Il me semble difficile d’avoir deux rites aussi différents au sein d’une même église. Surtout dans l’Église romaine qui se caractérise par son unité et sa hiérarchie. L’exemple des Églises catholiques orientales ne vaut pas, puisque chaque Église orientale a son propre rite et non pas ses rites. Au Liban, l’Église melkite est passée du grec à l’arabe. Désormais, on dit la messe en arabe et on appelle Dieu « Allah ». Cela n’a pas vidé les églises. Par ailleurs, il serait très difficile pour un prêtre de célébrer la messe dans les deux rites. Il y aurait un vrai apprentissage nécessaire. Et des risques de confusion. Non seulement sur le plan des paroles, mais aussi sur celui des gestes. Une liturgie est faite d’une certaine accoutumance à des formes, des mots, des gestes, qui vient après de longues années. Il y a des automatismes qui font qu’on peut se concentrer sur le sens des mots et des gestes sans avoir à craindre les erreurs.
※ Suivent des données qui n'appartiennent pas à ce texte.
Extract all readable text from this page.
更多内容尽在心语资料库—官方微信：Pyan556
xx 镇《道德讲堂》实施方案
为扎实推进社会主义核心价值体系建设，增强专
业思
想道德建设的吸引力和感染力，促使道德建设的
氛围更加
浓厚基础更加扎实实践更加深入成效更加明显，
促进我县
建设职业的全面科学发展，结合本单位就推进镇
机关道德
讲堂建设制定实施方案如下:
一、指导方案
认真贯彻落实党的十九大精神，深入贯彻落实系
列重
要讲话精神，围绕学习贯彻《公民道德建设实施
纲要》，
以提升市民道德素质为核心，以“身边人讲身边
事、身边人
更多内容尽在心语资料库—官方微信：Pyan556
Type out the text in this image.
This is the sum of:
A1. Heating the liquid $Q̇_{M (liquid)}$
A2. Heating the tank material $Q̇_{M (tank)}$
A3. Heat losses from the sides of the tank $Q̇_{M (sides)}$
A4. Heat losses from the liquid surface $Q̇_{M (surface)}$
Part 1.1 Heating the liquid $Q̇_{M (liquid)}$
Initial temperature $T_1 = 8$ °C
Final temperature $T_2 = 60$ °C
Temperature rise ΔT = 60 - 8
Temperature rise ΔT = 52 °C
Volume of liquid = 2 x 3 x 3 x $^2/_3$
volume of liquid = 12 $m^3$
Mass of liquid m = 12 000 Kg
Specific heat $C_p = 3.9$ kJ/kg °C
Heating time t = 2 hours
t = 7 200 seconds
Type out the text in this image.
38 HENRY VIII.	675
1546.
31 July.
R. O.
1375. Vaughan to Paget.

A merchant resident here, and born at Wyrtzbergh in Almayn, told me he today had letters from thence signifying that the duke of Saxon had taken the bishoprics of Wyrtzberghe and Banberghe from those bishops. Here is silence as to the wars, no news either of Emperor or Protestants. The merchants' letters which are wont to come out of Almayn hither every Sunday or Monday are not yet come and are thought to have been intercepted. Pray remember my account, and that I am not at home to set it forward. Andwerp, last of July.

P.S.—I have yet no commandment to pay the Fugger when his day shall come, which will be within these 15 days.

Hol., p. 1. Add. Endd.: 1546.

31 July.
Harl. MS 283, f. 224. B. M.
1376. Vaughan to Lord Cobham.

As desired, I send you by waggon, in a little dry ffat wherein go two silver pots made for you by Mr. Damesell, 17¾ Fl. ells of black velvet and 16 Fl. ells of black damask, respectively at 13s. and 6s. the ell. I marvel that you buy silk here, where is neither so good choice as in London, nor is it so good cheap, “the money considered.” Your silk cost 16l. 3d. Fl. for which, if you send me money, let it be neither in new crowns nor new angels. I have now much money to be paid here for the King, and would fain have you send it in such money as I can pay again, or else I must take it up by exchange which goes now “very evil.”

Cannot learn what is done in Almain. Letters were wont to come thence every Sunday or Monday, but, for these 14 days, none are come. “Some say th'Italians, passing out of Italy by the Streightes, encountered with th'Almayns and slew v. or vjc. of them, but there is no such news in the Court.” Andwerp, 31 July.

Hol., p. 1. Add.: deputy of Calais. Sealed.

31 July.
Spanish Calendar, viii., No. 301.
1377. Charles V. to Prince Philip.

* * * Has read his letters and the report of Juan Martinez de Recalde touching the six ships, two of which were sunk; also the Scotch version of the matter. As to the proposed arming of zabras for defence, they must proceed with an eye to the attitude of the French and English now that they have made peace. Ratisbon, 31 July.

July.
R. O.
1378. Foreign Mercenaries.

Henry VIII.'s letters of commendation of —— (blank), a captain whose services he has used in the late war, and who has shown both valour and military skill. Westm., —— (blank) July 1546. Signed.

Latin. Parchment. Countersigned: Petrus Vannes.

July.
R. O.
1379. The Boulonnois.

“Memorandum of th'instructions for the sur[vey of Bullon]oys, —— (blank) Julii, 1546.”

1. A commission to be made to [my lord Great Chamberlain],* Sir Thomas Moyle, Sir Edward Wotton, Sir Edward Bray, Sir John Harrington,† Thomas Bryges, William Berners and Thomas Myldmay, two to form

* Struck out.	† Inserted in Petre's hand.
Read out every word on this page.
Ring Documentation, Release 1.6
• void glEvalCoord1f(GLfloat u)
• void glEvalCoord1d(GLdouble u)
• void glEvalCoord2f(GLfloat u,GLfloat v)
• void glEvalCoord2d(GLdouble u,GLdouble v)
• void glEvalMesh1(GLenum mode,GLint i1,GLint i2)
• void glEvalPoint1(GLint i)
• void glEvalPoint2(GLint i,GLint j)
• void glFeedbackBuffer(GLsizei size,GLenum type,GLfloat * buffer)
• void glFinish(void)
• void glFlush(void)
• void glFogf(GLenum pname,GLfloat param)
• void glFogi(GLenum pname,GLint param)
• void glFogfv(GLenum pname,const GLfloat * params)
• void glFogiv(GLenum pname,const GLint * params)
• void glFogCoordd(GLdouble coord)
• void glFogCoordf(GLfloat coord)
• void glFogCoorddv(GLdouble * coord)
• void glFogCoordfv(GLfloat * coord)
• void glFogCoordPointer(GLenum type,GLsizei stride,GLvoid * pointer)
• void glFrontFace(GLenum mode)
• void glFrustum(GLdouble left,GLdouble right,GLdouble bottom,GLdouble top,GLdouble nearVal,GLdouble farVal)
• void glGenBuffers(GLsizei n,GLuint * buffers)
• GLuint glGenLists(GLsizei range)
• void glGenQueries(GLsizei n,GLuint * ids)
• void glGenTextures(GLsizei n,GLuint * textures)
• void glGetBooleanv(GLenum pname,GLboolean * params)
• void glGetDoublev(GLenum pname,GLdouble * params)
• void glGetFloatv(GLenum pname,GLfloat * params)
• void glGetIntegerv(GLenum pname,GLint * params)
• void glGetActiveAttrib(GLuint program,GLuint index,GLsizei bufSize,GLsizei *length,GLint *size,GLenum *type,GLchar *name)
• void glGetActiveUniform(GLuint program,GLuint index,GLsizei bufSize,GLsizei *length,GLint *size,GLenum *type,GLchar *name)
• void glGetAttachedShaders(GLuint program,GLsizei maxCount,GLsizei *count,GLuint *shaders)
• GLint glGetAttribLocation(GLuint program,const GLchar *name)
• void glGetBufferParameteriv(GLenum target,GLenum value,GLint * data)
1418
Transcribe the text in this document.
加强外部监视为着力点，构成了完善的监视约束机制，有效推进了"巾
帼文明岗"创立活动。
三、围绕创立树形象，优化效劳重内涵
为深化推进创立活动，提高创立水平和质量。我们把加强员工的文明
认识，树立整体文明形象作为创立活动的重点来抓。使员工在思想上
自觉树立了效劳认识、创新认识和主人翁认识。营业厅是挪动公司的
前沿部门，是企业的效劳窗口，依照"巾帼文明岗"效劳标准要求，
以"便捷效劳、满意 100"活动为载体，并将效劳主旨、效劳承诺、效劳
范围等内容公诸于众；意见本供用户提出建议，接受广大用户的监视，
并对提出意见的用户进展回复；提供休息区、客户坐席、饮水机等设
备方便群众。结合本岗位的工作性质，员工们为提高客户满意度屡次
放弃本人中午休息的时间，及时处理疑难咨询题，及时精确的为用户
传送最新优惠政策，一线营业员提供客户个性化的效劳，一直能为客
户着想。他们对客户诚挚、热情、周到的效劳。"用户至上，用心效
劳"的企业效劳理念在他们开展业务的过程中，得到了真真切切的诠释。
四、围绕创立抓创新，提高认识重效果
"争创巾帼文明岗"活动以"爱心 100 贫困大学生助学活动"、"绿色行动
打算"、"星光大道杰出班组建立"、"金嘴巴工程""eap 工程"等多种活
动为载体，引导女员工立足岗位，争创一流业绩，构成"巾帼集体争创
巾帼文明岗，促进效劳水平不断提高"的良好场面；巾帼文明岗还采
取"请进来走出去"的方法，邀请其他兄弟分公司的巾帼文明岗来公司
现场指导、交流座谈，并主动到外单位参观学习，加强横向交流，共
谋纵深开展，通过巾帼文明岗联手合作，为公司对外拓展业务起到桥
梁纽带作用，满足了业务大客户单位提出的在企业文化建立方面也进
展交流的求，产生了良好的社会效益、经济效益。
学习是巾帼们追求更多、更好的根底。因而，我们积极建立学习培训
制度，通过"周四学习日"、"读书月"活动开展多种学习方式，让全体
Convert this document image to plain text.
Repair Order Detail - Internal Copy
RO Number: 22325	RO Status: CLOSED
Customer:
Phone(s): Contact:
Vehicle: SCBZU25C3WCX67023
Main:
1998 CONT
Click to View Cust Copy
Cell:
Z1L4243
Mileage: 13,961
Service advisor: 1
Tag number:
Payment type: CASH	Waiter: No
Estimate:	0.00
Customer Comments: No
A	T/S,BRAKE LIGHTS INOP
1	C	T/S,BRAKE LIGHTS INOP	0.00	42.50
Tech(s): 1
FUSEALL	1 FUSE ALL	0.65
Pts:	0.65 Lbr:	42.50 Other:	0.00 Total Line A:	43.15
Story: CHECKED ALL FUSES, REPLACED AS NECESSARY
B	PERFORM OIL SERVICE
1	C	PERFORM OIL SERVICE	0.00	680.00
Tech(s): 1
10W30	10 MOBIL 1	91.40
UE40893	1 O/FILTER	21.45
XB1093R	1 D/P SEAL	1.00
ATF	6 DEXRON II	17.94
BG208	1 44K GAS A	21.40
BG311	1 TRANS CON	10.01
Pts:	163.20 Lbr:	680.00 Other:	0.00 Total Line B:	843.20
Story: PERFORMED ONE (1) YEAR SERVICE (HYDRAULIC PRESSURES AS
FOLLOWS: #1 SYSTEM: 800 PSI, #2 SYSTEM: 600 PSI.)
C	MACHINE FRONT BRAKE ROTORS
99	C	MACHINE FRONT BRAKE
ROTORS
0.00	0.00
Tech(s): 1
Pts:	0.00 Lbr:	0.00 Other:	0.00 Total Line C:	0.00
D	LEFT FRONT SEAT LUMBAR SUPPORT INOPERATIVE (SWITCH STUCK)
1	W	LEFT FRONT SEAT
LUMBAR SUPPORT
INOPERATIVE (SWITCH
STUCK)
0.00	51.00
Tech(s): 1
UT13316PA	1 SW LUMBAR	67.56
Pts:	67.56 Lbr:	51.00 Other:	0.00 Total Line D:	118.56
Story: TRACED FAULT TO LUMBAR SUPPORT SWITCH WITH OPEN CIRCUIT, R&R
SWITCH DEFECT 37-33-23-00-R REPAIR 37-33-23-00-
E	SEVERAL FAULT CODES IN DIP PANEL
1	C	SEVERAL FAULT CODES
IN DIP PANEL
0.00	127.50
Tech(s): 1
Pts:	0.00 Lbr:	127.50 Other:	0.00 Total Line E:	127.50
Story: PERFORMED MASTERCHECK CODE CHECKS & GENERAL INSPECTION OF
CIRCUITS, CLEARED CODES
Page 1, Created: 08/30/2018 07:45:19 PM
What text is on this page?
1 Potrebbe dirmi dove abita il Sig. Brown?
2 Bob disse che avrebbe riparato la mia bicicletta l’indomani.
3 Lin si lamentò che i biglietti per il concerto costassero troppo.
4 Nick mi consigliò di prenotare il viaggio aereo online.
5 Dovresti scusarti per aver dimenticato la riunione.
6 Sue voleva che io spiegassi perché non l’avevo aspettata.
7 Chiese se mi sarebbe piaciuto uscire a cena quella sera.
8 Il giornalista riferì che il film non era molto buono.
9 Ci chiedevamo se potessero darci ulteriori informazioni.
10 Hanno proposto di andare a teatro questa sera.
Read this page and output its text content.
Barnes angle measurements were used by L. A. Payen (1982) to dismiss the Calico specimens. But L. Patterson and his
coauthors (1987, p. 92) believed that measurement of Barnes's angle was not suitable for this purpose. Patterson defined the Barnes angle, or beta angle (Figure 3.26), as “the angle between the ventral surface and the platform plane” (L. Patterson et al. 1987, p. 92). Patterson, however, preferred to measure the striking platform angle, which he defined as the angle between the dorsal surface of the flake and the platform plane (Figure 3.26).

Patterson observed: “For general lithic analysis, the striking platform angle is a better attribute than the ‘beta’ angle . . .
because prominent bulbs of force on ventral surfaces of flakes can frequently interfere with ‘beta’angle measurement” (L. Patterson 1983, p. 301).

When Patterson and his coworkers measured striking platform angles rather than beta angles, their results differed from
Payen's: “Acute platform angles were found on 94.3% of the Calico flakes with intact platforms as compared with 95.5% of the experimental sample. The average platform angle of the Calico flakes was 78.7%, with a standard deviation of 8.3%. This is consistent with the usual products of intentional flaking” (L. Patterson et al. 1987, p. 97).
Quel est le type de tensions que cette coexistence de deux rites peut produire ?
Les fidèles de plus de 60 ans, qui sont fort nombreux, ont connu le passage du rite de Pie V à celui de Paul VI. Je n’imagine pas qu’on puisse leur demander un retour en arrière. Cela voudrait dire que le rite de Paul VI a échoué. à l’extrême rigueur, dans des grandes métropoles comme Paris, on pourra toujours trouver une paroisse à sa convenance et aller voir ailleurs si jamais le rite dominant dans l’église qu’on fréquente ne convient pas. Dans des villes moyennes ou en milieu rural, ce serait bien entendu impossible. Certains fidèles entendraient la messe de Paul VI et d’autres celle de Pie V. Il y a là un risque évident de fracture.

Est-ce seulement une question générationnelle ?
Les fidèles moins âgés n’ont connu que la messe de Paul VI. Et comme l’immense majorité des Français, ils ignorent tout de la langue latine. Et on est loin de l’époque où l’on parlait latin dans les cours de récréation des séminaires. Cela étant dit, le fait de dire la messe dans une langue morte ou qu’on comprend mal n’est pas a priori un obstacle à la pratique religieuse en tant que telle. Dans l’islam, à la mosquée, les prières sont en arabe, alors que la plupart des musulmans ignorent cette langue. Il ne faut ni sous-estimer ni surestimer l’importance des langues. Mais il y a un vrai risque dans le cas du latin : celui d’assimiler la religion à un phénomène du passé et, pourquoi pas, dépassé. En d’autres termes, la messe en latin servirait de refuge à ceux qui ne peuvent se résoudre à la modernité dans tous les domaines, liturgique, politique, éthique, etc. Elle deviendrait en quelque sorte la messe de l’extrême droite.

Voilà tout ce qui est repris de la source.